The exceptional efficiency of the highly complex technology of the Porsche 919 Hybrid is the result of a carefully balanced overall concept. From the combustion engine to the energy recovery systems, chassis and running gear, aerodynamics and driver ergonomics, the sum of all individual components forms an exceptionally effective unit. It all serves one goal: a maximum of sporty performance within tight fuel economy constraints.
In choosing a hybridised drive concept, the newly formulated WEC regulations gave Porsche developers great freedom. The drive system of the new LMP1 race car is based on a four-cylinder petrol engine that is as compact as it is lightweight. It performs load-bearing functions within the chassis based on its V-construction, which also offers thermodynamic advantages. The petrol engine, which reaches a maximum engine speed of around 9,000 rpm, is a frontrunner in terms of its downsizing philosophy with its 2.0 litres of displacement, direct injection and monoturbo charging.
It also features two different energy recovery systems. Fundamentally new and especially innovative is the recovery of thermal energy from exhaust gases. An electric generator is used here, which is powered by the exhaust gas stream. The functionality of the second hybrid system is known from the Porsche 918 Spyder. Here, a generator on the front axle utilises braking phases to convert kinetic energy into electric energy. It is also stored in highly-advanced water-cooled lithium-ion battery packs until the driver needs the extra energy. Then the front generator is operated as a single electric motor and drives the two front wheels via a differential in the acceleration phases.
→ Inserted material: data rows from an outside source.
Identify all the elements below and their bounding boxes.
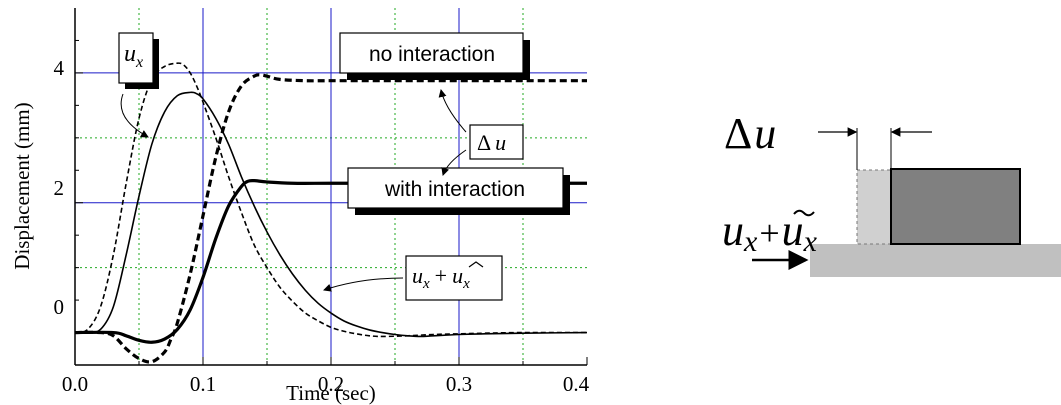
no-interaction-label: no interaction xyxy=(339,32,530,80)
axis-ticks xyxy=(74,39,588,366)
svg-text:no interaction: no interaction xyxy=(369,43,495,66)
displaced-block-outline xyxy=(856,169,892,245)
ux-label: ux xyxy=(118,32,159,138)
block xyxy=(890,168,1021,245)
with-interaction-label: with interaction xyxy=(347,167,570,215)
displacement-chart: 0.0 0.1 0.2 0.3 0.4 0 2 4 Time (sec) Dis… xyxy=(10,8,590,405)
x-tick-label: 0.3 xyxy=(446,372,472,396)
x-tick-label: 0.2 xyxy=(318,372,344,396)
block-diagram: Δu ux+ux xyxy=(722,109,1061,277)
svg-text:Δu: Δu xyxy=(477,130,506,155)
x-tick-label: 0.1 xyxy=(190,372,216,396)
ux-plus-tilde-label: ux + ux xyxy=(323,255,503,301)
svg-text:ux+ux: ux + ux xyxy=(412,263,470,292)
x-tick-label: 0.0 xyxy=(62,372,88,396)
x-tick-label: 0.4 xyxy=(563,372,590,396)
series-line-2 xyxy=(75,91,587,338)
y-tick-label: 2 xyxy=(54,176,65,200)
svg-text:with interaction: with interaction xyxy=(384,178,525,201)
diagram-ux-plus-label: ux+ux xyxy=(722,206,818,258)
diagram-delta-u: Δu xyxy=(724,109,776,158)
series-line-3 xyxy=(75,73,587,364)
diagram-tilde xyxy=(793,209,815,217)
y-tick-label: 4 xyxy=(54,56,65,80)
ground-platform xyxy=(810,244,1061,277)
y-axis-title: Displacement (mm) xyxy=(10,102,34,269)
y-tick-label: 0 xyxy=(54,295,65,319)
x-axis-title: Time (sec) xyxy=(286,381,376,405)
svg-text:ux: ux xyxy=(124,41,143,71)
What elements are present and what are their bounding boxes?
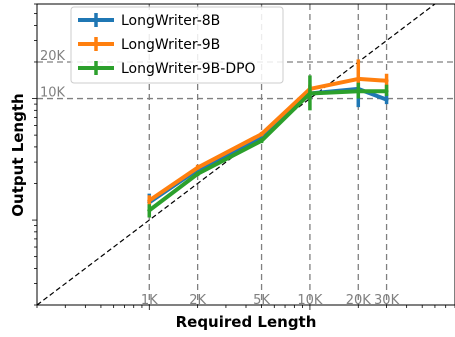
vertical-ref-label: 2K bbox=[189, 293, 206, 308]
series-LongWriter-9B-DPO bbox=[147, 75, 389, 218]
data-point bbox=[259, 132, 264, 136]
plot-frame bbox=[36, 3, 455, 306]
series-line bbox=[147, 76, 389, 203]
data-point bbox=[195, 165, 200, 170]
legend: LongWriter-8B LongWriter-9B LongWriter-9B-… bbox=[70, 6, 284, 84]
data-point bbox=[384, 97, 389, 102]
legend-item: LongWriter-9B-DPO bbox=[78, 61, 256, 77]
data-point bbox=[384, 78, 389, 83]
series-layer bbox=[147, 59, 389, 218]
vertical-ref-label: 5K bbox=[253, 293, 270, 308]
horizontal-ref-label: 10K bbox=[40, 86, 66, 101]
legend-box bbox=[70, 6, 284, 84]
legend-label: LongWriter-9B bbox=[121, 37, 220, 53]
legend-label: LongWriter-9B-DPO bbox=[121, 61, 256, 77]
data-point bbox=[384, 89, 389, 93]
legend-label: LongWriter-8B bbox=[121, 13, 220, 29]
data-point bbox=[147, 208, 152, 213]
vertical-ref-label: 20K bbox=[346, 293, 372, 308]
data-point bbox=[195, 172, 200, 176]
legend-item: LongWriter-8B bbox=[78, 13, 220, 29]
x-axis-label: Required Length bbox=[176, 313, 317, 331]
data-point bbox=[356, 77, 361, 81]
horizontal-ref-label: 20K bbox=[40, 49, 66, 64]
y-axis-label: Output Length bbox=[9, 93, 27, 216]
data-point bbox=[147, 198, 152, 203]
vertical-ref-label: 30K bbox=[374, 293, 400, 308]
series-line bbox=[147, 89, 389, 213]
vertical-ref-label: 10K bbox=[297, 293, 323, 308]
legend-item: LongWriter-9B bbox=[78, 37, 220, 53]
data-point bbox=[308, 91, 312, 96]
data-point bbox=[259, 138, 264, 143]
series-LongWriter-8B bbox=[147, 82, 389, 209]
vertical-ref-label: 1K bbox=[141, 293, 158, 308]
data-point bbox=[356, 89, 361, 93]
This gives the Porsche 919 Hybrid a temporary all-wheel drive system, because the petrol engine directs its power to the rear wheels in a conventional way.
Powerful hybrid drive for the 8 megajoule premiere class
Intelligent management of this additional available energy assumes a special role here. Of course, the strategic focus of the racing engineers is always on the most efficient use of available power. This means an optimal lap time. The driver can choose from several automated drive modes that have an effect on vehicle dynamics as a function of the traffic situation, course layout and weather conditions. At this point, the developers made use of knowledge gained by Porsche with the 911 GT3 R Hybrid, including at the 24-hour race on the Nürburgring.
The allowable petrol fuel consumption depends directly on the amount of electrical energy that the driver can call up per lap in what is known as the Boost function. Race rules distinguish between four levels ranging from 2 to 8 megajoules (MJ). Porsche is developing the 919 Hybrid for the “Premiere class” with an energy recover capacity of 8 MJ. This requires the use of high-performance energy recover and storage systems, which need to be sized larger and heavier. A flow meter device also limits the amount of fuel flow. Example of Le Mans: Here, the turbocharged petrol engine, which is driven at full load for 75 per cent of the 13.65 kilometre lap, only has 4.64 litres of fuel available. In the 2-MJ class, the figure is 5.04 litres.